Note that here, the URLs of the routers and the ad server needs to be specified explicitly to the mock exchange. To avoid the need for a load balancer, the mock exchange supports the publication of bid requests to multiple endpoints. Those URLs should be edited to reflect your situation.
The last parameter represents the number of worker threads that the mock exchange will use. Increasing this number will increase the maximum QPS.
Does it work?
The only way to "see" that the stack is doing the right thing is to fire up Graphite and look at the metrics reported by the various processes. Of course, the logs are still a valuable source of information but they tend to be mostly useful when something fails to start or simply crashes.
I suggest reading how to do Monitoring using Graphite and the list of Graphite Keys. Knowing how to navigate those metrics and learn what to expect from them takes a bit to time to get used to but it ends up being a precious debugging tool for developers and for operations.
Multiple Data Centers
At this point, one can ask how it can be taken a step further and scale with multiple instances of the stack. This is typical of multiple data centers. In such a scenario, each data center is almost autonomous but needs to communicate some information globally at low volume and with tolerance to high latency.
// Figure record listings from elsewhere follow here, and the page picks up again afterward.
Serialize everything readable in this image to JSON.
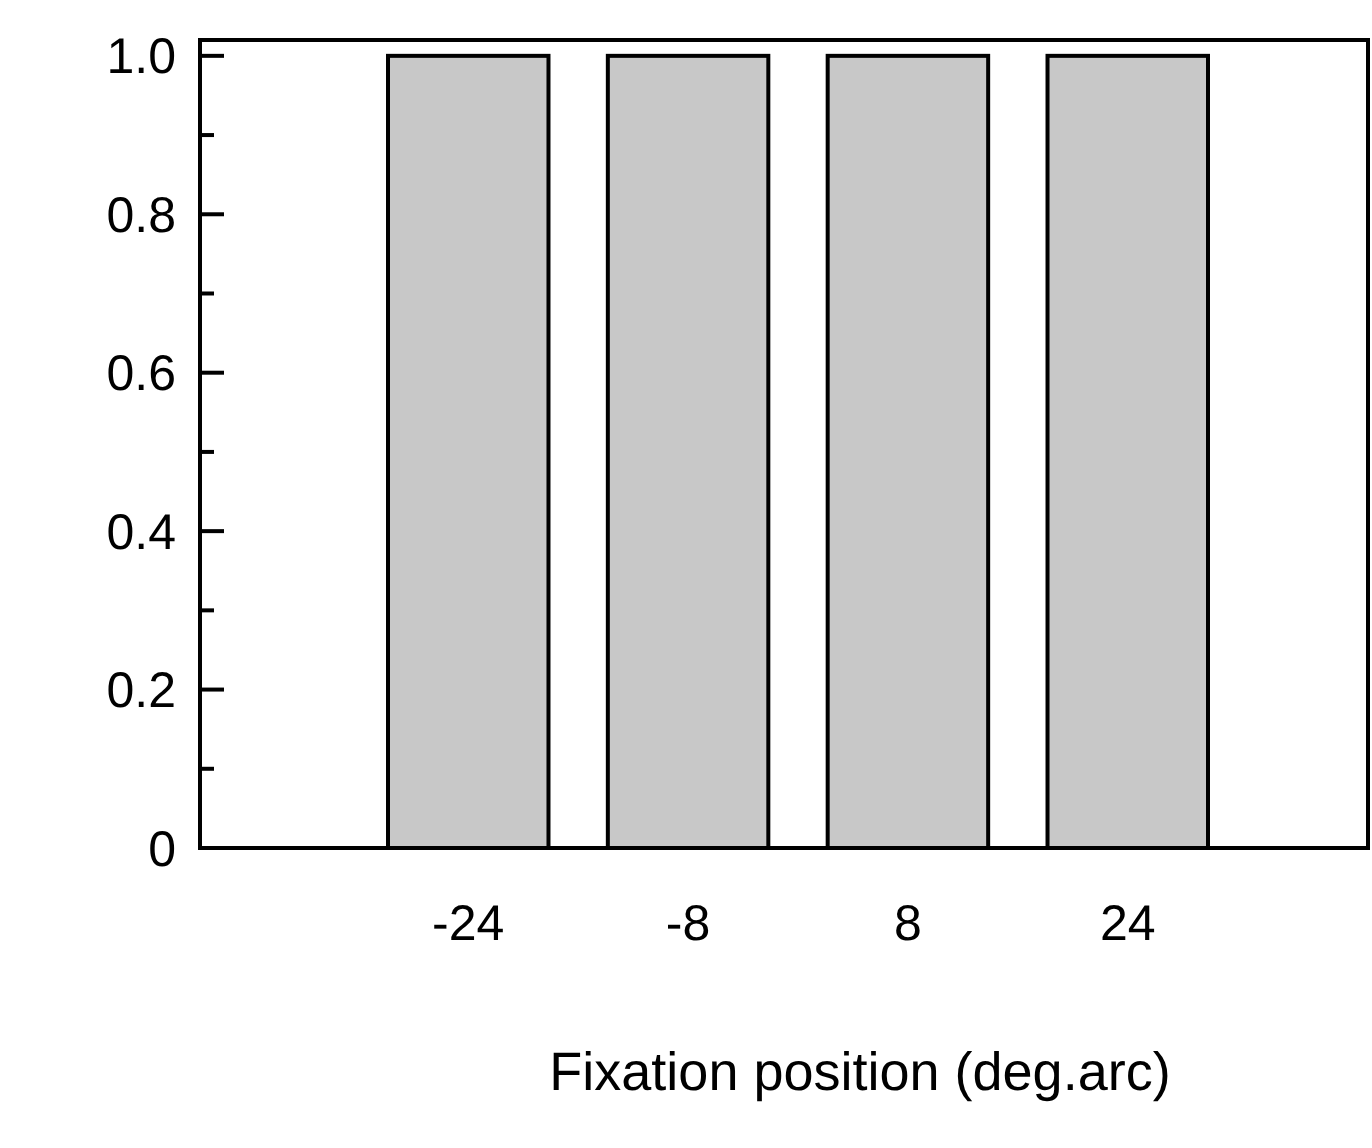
{
  "chart_data": {
    "type": "bar",
    "xlabel": "Fixation position (deg.arc)",
    "categories": [
      "-24",
      "-8",
      "8",
      "24"
    ],
    "values": [
      1.0,
      1.0,
      1.0,
      1.0
    ],
    "color": "#c8c8c8",
    "ylim": [
      0,
      1.02
    ],
    "yticks": [
      0,
      {
        "value": 0.1,
        "label": null
      },
      {
        "value": 0.2,
        "label": "0.2"
      },
      {
        "value": 0.3,
        "label": null
      },
      {
        "value": 0.4,
        "label": "0.4"
      },
      {
        "value": 0.5,
        "label": null
      },
      {
        "value": 0.6,
        "label": "0.6"
      },
      {
        "value": 0.7,
        "label": null
      },
      {
        "value": 0.8,
        "label": "0.8"
      },
      {
        "value": 0.9,
        "label": null
      },
      {
        "value": 1.0,
        "label": "1.0"
      }
    ],
    "grid": false
  }
}
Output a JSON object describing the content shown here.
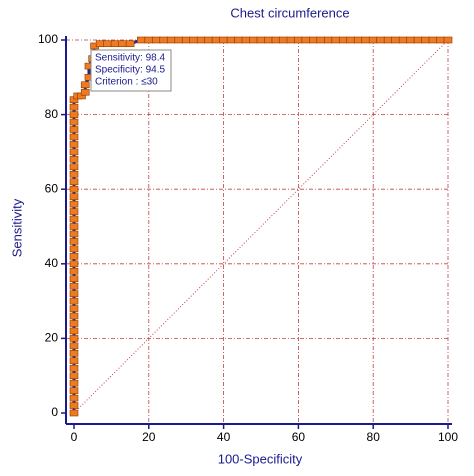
{
  "chart_data": {
    "type": "roc",
    "title": "Chest circumference",
    "x_label": "100-Specificity",
    "y_label": "Sensitivity",
    "xlim": [
      0,
      100
    ],
    "ylim": [
      0,
      100
    ],
    "xticks": [
      0,
      20,
      40,
      60,
      80,
      100
    ],
    "yticks": [
      0,
      20,
      40,
      60,
      80,
      100
    ],
    "grid": true,
    "annotation": [
      "Sensitivity: 98.4",
      "Specificity: 94.5",
      "Criterion : ≤30"
    ],
    "series": [
      {
        "name": "Chest circumference",
        "color": "#1f2a8c",
        "marker_color": "#f07a20",
        "x": [
          0,
          0,
          0,
          0,
          0,
          0,
          0,
          0,
          0,
          0,
          0,
          0,
          0,
          0,
          0,
          0,
          0,
          0,
          0,
          0,
          0,
          0,
          0,
          0,
          0,
          0,
          0,
          0,
          0,
          0,
          0,
          0,
          0,
          0,
          0,
          0,
          0,
          0,
          0,
          0,
          0,
          0,
          0,
          1,
          2,
          3,
          3,
          4,
          4,
          5,
          5.5,
          7,
          9,
          11,
          13,
          15,
          18,
          20,
          22,
          24,
          26,
          28,
          30,
          32,
          34,
          36,
          38,
          40,
          42,
          44,
          46,
          48,
          50,
          52,
          54,
          56,
          58,
          60,
          62,
          64,
          66,
          68,
          70,
          72,
          74,
          76,
          78,
          80,
          82,
          84,
          86,
          88,
          90,
          92,
          94,
          96,
          98,
          100
        ],
        "values": [
          0,
          2,
          4,
          6,
          8,
          10,
          12,
          14,
          16,
          18,
          20,
          22,
          24,
          26,
          28,
          30,
          32,
          34,
          36,
          38,
          40,
          42,
          44,
          46,
          48,
          50,
          52,
          54,
          56,
          58,
          60,
          62,
          64,
          66,
          68,
          70,
          72,
          74,
          76,
          78,
          80,
          82,
          84,
          85,
          85,
          86,
          88,
          90,
          93,
          95,
          98.4,
          99,
          99,
          99,
          99,
          99,
          100,
          100,
          100,
          100,
          100,
          100,
          100,
          100,
          100,
          100,
          100,
          100,
          100,
          100,
          100,
          100,
          100,
          100,
          100,
          100,
          100,
          100,
          100,
          100,
          100,
          100,
          100,
          100,
          100,
          100,
          100,
          100,
          100,
          100,
          100,
          100,
          100,
          100,
          100,
          100,
          100,
          100
        ]
      }
    ]
  }
}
For example, the master banker holds a global budget for accounts and needs to be shared. Thus, the system is designed such that each data center will be able to reach it.
The location of processes can be found in the bootstrap file using the location
property. So, you'll need one bootstrap file per location and use it for all processes of that location.
{
"installation": "rtb-test",
"location": "mtl",
...
}
Currently, the connection scope of each kind of component is hard coded.
Only the router and the post auction loop will try to connect to the master banker regardless of its location. Every other component will only connect to other components that publish the same location. New components can select the desired behaviour by specifying the local
parameter when connecting to a service class using the various Zmq
classes.
ZooKeeper
A quick note about ZooKeeper.
Since our service discovery uses ZooKeeper, it needs to be shared across all data centers. We found that the latency can cause stability issues and render the stack almost unusable. The clients will receive the session timeout message, be dropped and will cause services to reconnect frequently. This can be prevented by simply setting the TickTime
to something very large like 15000ms.
Since we use ephemeral nodes, this means that a service that needs to be restarted (in case of a crash for example) will have to wait for ZooKeeper to detect that it's not longer connected before being able to be permitted to recreate those nodes.
Therefore, if you see the launcher sleeping away the ZooKeeper timeout, don't worry, this is what this message is about.